The second area where Kristof’s essay misses the mark is that he seems to lay the blame for this communications mess at the feet of professors. This may not have been his intent, but “professors” and “academia” are not interchangeable nouns. The former constitute one of society’s hardest working, and most underpaid, under-appreciated, and idealistic group of citizens. They have devoted their lives to the search for truth and the opportunity to pass along knowledge to the next generation—teachers on steroids who have sacrificed much to follow their dreams. “Academia” on the other hand is an institution with as much bloat and inertia as any other of such size and influence. Traditions in academia are difficult to change.

The communication tradition in academia holds that communication is an afterthought.
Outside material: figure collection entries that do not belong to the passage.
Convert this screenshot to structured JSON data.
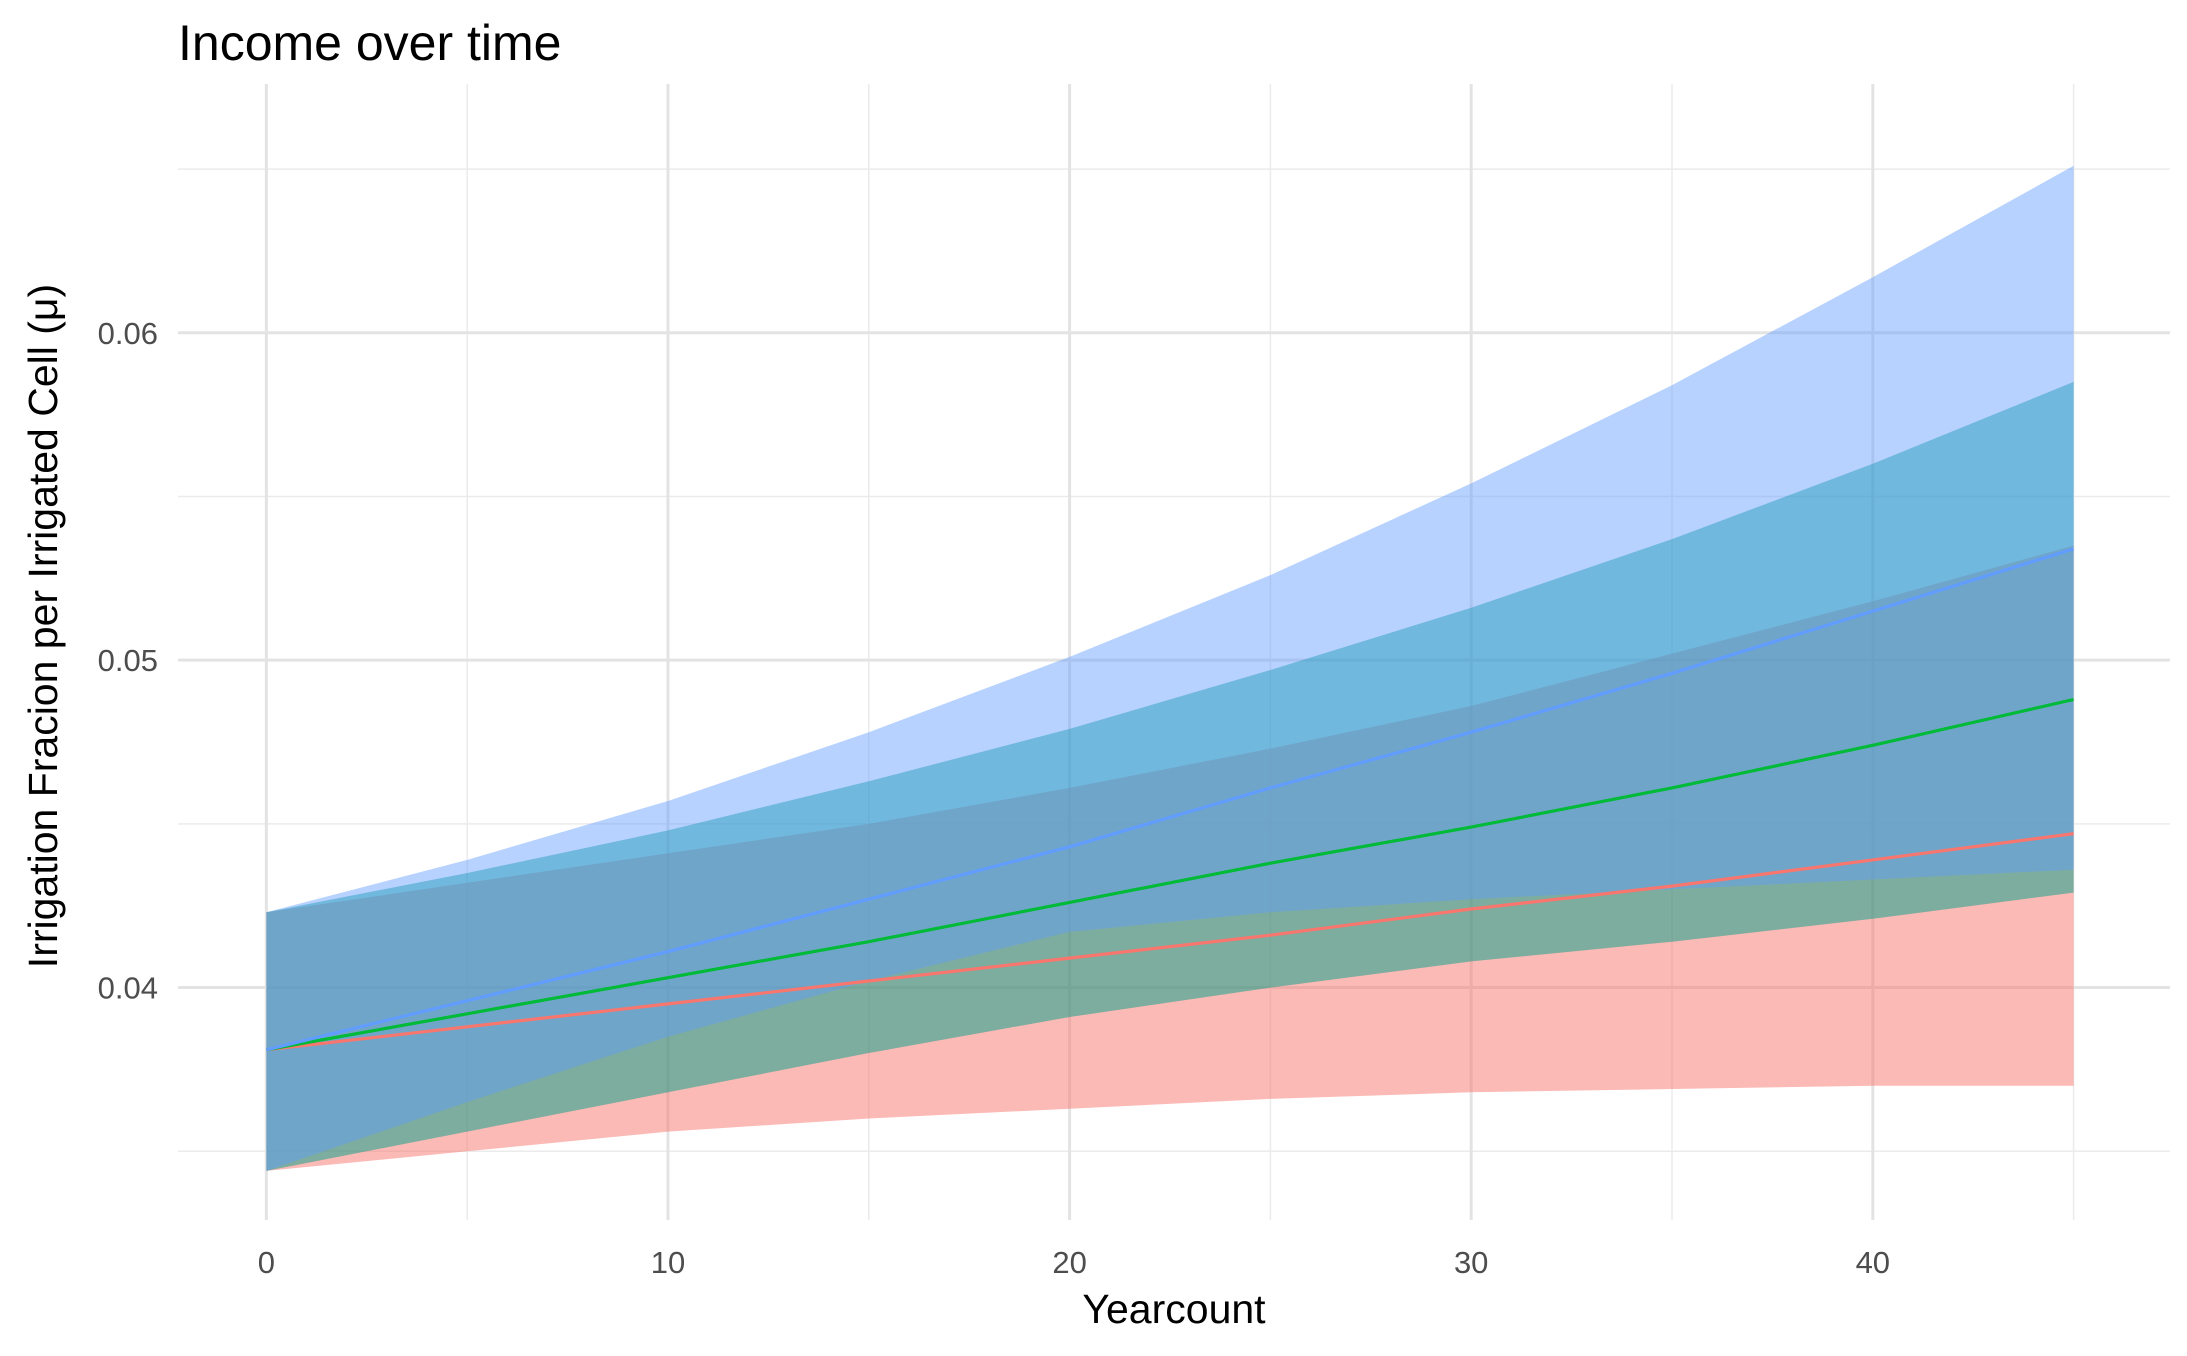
{
  "chart_data": {
    "type": "area",
    "title": "Income over time",
    "xlabel": "Yearcount",
    "ylabel": "Irrigation Fracion per Irrigated Cell (μ)",
    "xlim": [
      -2.2,
      47.4
    ],
    "ylim": [
      0.0329,
      0.0676
    ],
    "x_ticks": [
      0,
      10,
      20,
      30,
      40
    ],
    "x_tick_labels": [
      "0",
      "10",
      "20",
      "30",
      "40"
    ],
    "y_ticks": [
      0.04,
      0.05,
      0.06
    ],
    "y_tick_labels": [
      "0.04",
      "0.05",
      "0.06"
    ],
    "grid": true,
    "legend": "none",
    "x": [
      0,
      5,
      10,
      15,
      20,
      25,
      30,
      35,
      40,
      45
    ],
    "series": [
      {
        "color": "#f8766d",
        "band_color": "#f8766d",
        "band_opacity": 0.5,
        "line": [
          0.0381,
          0.0388,
          0.0395,
          0.0402,
          0.0409,
          0.0416,
          0.0424,
          0.0431,
          0.0439,
          0.0447
        ],
        "lower": [
          0.0344,
          0.035,
          0.0356,
          0.036,
          0.0363,
          0.0366,
          0.0368,
          0.0369,
          0.037,
          0.037
        ],
        "upper": [
          0.0423,
          0.0432,
          0.0441,
          0.045,
          0.0461,
          0.0473,
          0.0486,
          0.0502,
          0.0518,
          0.0535
        ]
      },
      {
        "color": "#00ba38",
        "band_color": "#00a087",
        "band_opacity": 0.5,
        "line": [
          0.0381,
          0.0392,
          0.0403,
          0.0414,
          0.0426,
          0.0438,
          0.0449,
          0.0461,
          0.0474,
          0.0488
        ],
        "lower": [
          0.0344,
          0.0356,
          0.0368,
          0.038,
          0.0391,
          0.04,
          0.0408,
          0.0414,
          0.0421,
          0.0429
        ],
        "upper": [
          0.0423,
          0.0435,
          0.0448,
          0.0463,
          0.0479,
          0.0497,
          0.0516,
          0.0537,
          0.056,
          0.0585
        ]
      },
      {
        "color": "#619cff",
        "band_color": "#619cff",
        "band_opacity": 0.45,
        "line": [
          0.0381,
          0.0396,
          0.0411,
          0.0427,
          0.0443,
          0.0461,
          0.0478,
          0.0496,
          0.0515,
          0.0534
        ],
        "lower": [
          0.0344,
          0.0365,
          0.0385,
          0.0402,
          0.0417,
          0.0423,
          0.0427,
          0.043,
          0.0433,
          0.0436
        ],
        "upper": [
          0.0423,
          0.0439,
          0.0457,
          0.0478,
          0.0501,
          0.0526,
          0.0554,
          0.0584,
          0.0617,
          0.0651
        ]
      }
    ]
  }
}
Do research first, and then put something in writing afterward to satisfy grant requirements or university policies. And make sure to write this in a way that peers understand and expect (which means that readability is relative). Anything more aggressive is either impractical, or not allowed.

It’s not practical because there’s rarely any budget for this kind of work—-which in fact takes us even a step farther back in our criticisms, since almost all science funding in America comes from federal sources like the National Science Foundation, the National Institutes of Health, and the Department of Defense.  The NSF and NIH have not traditionally valued communication modules or programs, although this attitude is slowly changing.
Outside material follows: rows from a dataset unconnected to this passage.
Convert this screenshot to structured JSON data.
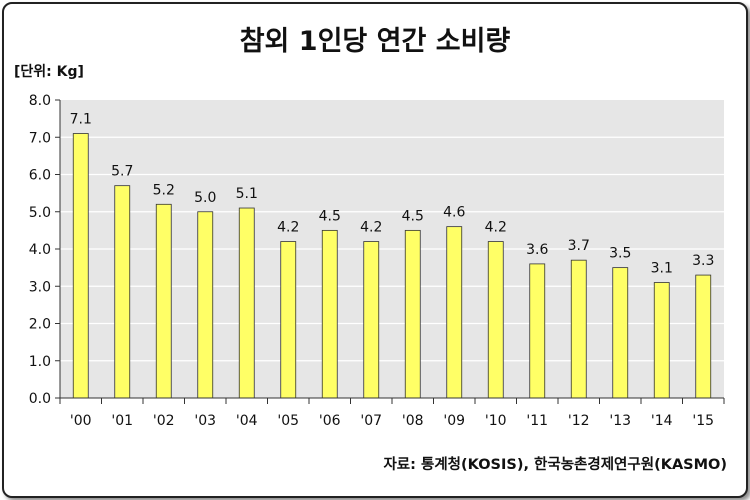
{
  "chart_data": {
    "type": "bar",
    "title": "참외 1인당 연간 소비량",
    "unit_label": "[단위: Kg]",
    "categories": [
      "'00",
      "'01",
      "'02",
      "'03",
      "'04",
      "'05",
      "'06",
      "'07",
      "'08",
      "'09",
      "'10",
      "'11",
      "'12",
      "'13",
      "'14",
      "'15"
    ],
    "values": [
      7.1,
      5.7,
      5.2,
      5.0,
      5.1,
      4.2,
      4.5,
      4.2,
      4.5,
      4.6,
      4.2,
      3.6,
      3.7,
      3.5,
      3.1,
      3.3
    ],
    "value_labels": [
      "7.1",
      "5.7",
      "5.2",
      "5.0",
      "5.1",
      "4.2",
      "4.5",
      "4.2",
      "4.5",
      "4.6",
      "4.2",
      "3.6",
      "3.7",
      "3.5",
      "3.1",
      "3.3"
    ],
    "yticks": [
      "0.0",
      "1.0",
      "2.0",
      "3.0",
      "4.0",
      "5.0",
      "6.0",
      "7.0",
      "8.0"
    ],
    "ylim": [
      0,
      8
    ],
    "grid": true,
    "legend": false,
    "source": "자료: 통계청(KOSIS), 한국농촌경제연구원(KASMO)",
    "colors": {
      "bar_fill": "#ffff66",
      "bar_stroke": "#333333",
      "plot_background": "#e6e6e6",
      "grid_line": "#ffffff"
    }
  }
}
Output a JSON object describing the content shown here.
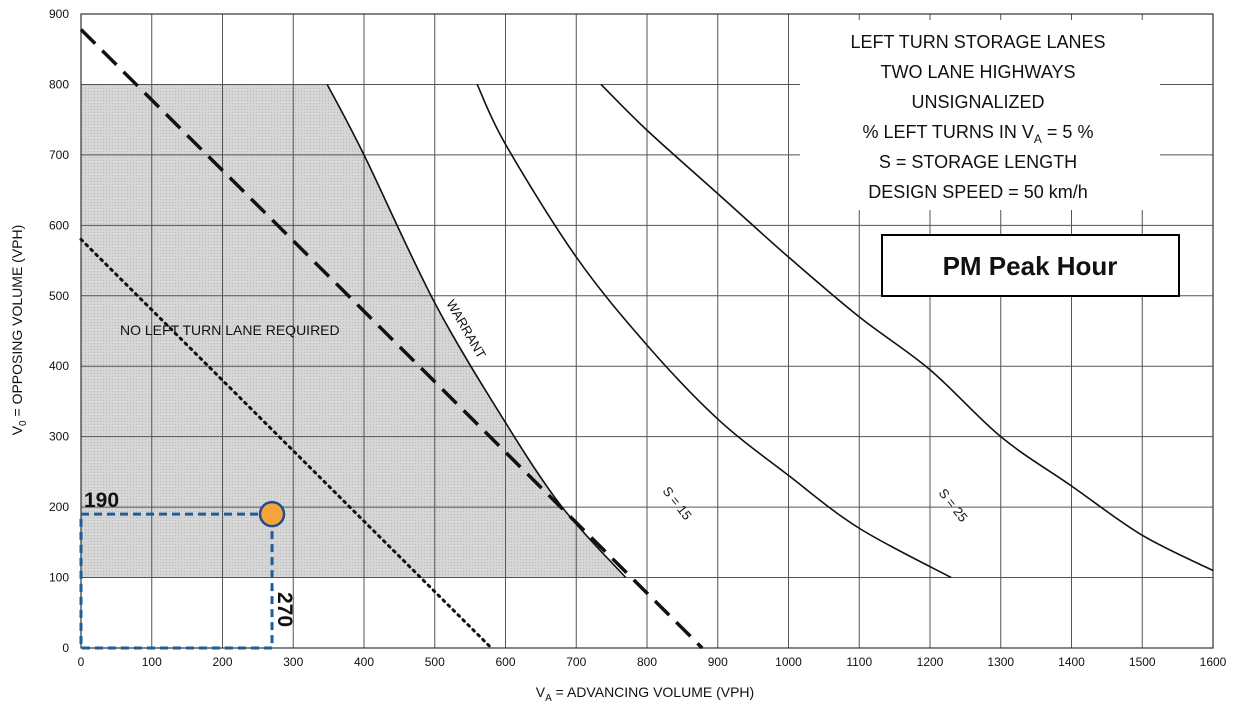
{
  "chart_data": {
    "type": "line",
    "title_lines": [
      "LEFT TURN STORAGE LANES",
      "TWO LANE HIGHWAYS",
      "UNSIGNALIZED",
      "% LEFT TURNS IN V_A = 5 %",
      "S = STORAGE LENGTH",
      "DESIGN SPEED = 50 km/h"
    ],
    "title_rich": {
      "line4_pre": "% LEFT TURNS IN V",
      "line4_sub": "A",
      "line4_post": " = 5 %"
    },
    "badge": "PM Peak Hour",
    "xlabel": "V_A = ADVANCING VOLUME (VPH)",
    "xlabel_rich": {
      "pre": "V",
      "sub": "A",
      "post": " = ADVANCING VOLUME (VPH)"
    },
    "ylabel": "V_0 = OPPOSING VOLUME (VPH)",
    "ylabel_rich": {
      "pre": "V",
      "sub": "0",
      "post": " = OPPOSING VOLUME (VPH)"
    },
    "xlim": [
      0,
      1600
    ],
    "ylim": [
      0,
      900
    ],
    "xticks": [
      0,
      100,
      200,
      300,
      400,
      500,
      600,
      700,
      800,
      900,
      1000,
      1100,
      1200,
      1300,
      1400,
      1500,
      1600
    ],
    "yticks": [
      0,
      100,
      200,
      300,
      400,
      500,
      600,
      700,
      800,
      900
    ],
    "grid": true,
    "region": {
      "label": "NO LEFT TURN LANE REQUIRED",
      "polygon": [
        [
          0,
          100
        ],
        [
          0,
          800
        ],
        [
          348,
          800
        ],
        [
          400,
          700
        ],
        [
          500,
          490
        ],
        [
          600,
          320
        ],
        [
          680,
          200
        ],
        [
          770,
          100
        ]
      ]
    },
    "series": [
      {
        "name": "WARRANT",
        "style": "solid",
        "points": [
          [
            348,
            800
          ],
          [
            400,
            700
          ],
          [
            500,
            490
          ],
          [
            600,
            320
          ],
          [
            680,
            200
          ],
          [
            770,
            100
          ]
        ]
      },
      {
        "name": "",
        "style": "dashed",
        "points": [
          [
            0,
            878
          ],
          [
            878,
            0
          ]
        ]
      },
      {
        "name": "",
        "style": "dotted",
        "points": [
          [
            0,
            580
          ],
          [
            580,
            0
          ]
        ]
      },
      {
        "name": "S = 15",
        "style": "solid",
        "points": [
          [
            560,
            800
          ],
          [
            600,
            715
          ],
          [
            700,
            555
          ],
          [
            800,
            430
          ],
          [
            900,
            325
          ],
          [
            1000,
            245
          ],
          [
            1100,
            170
          ],
          [
            1230,
            100
          ]
        ]
      },
      {
        "name": "S = 25",
        "style": "solid",
        "points": [
          [
            735,
            800
          ],
          [
            800,
            735
          ],
          [
            900,
            645
          ],
          [
            1000,
            555
          ],
          [
            1100,
            470
          ],
          [
            1200,
            395
          ],
          [
            1300,
            300
          ],
          [
            1400,
            230
          ],
          [
            1500,
            160
          ],
          [
            1600,
            110
          ]
        ]
      }
    ],
    "marker": {
      "x": 270,
      "y": 190,
      "color": "#F5A33A",
      "stroke": "#1F4E8C"
    },
    "callout_x_label": "270",
    "callout_y_label": "190",
    "guide_color": "#1F5C99",
    "shade_color": "#D6D6D6"
  }
}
Academic and other research institutions can’t support research communication work themselves because their communications offices rarely have the time, resources or expertise to reach down to the research level. Most of their work is focused on higher level communication issues—university press and public relations—which is why you most often see a press release announcing study results but not a website, a paper written for public consumption, or a network built to connect other researchers in this space.

On the “not allowed” score, the work that researchers are most often compelled to publish (for tenure points, grant requirements and so forth) comes with strings attached. Unless this work is published in an “open access” journal—and the overwhelming majority of science research is not—-then the subscription access journal holds some amount of copyright over this work. These publishers can—and sometimes do—demand that institutions take down materials from their websites that professors have dared to post (thinking that it was okay to do so). Note the recent take-down demands issued across the country by Elsevier, the world’s largest journal publisher. What’s left is federally-funded research, locked up behind pay walls that universities need to pay (again) to access, with the billions of dollars in profits accruing to private publishers. It’s a wacky system, and one that is only very slowly changing but that probably won’t change substantially any time soon without a major market shock of some kind—maybe new open access rules imposed by the federal government (which is happening, but only at the margins).

So to recap: Do professors need to speak out more? Yes. Can they? Not really—not in the current environment. Traditions in academia need to change, the tenure system needs to change, journal publishing needs to change, our federal research funding systems need to change, and new systems need to evolve to replace these displaced systems.

All of this will happen—it needs to happen—but it won’t be as simple as issuing a call to arms. “Professors, We Need You!” is really just skimming the surface of this issue. But it is a good start.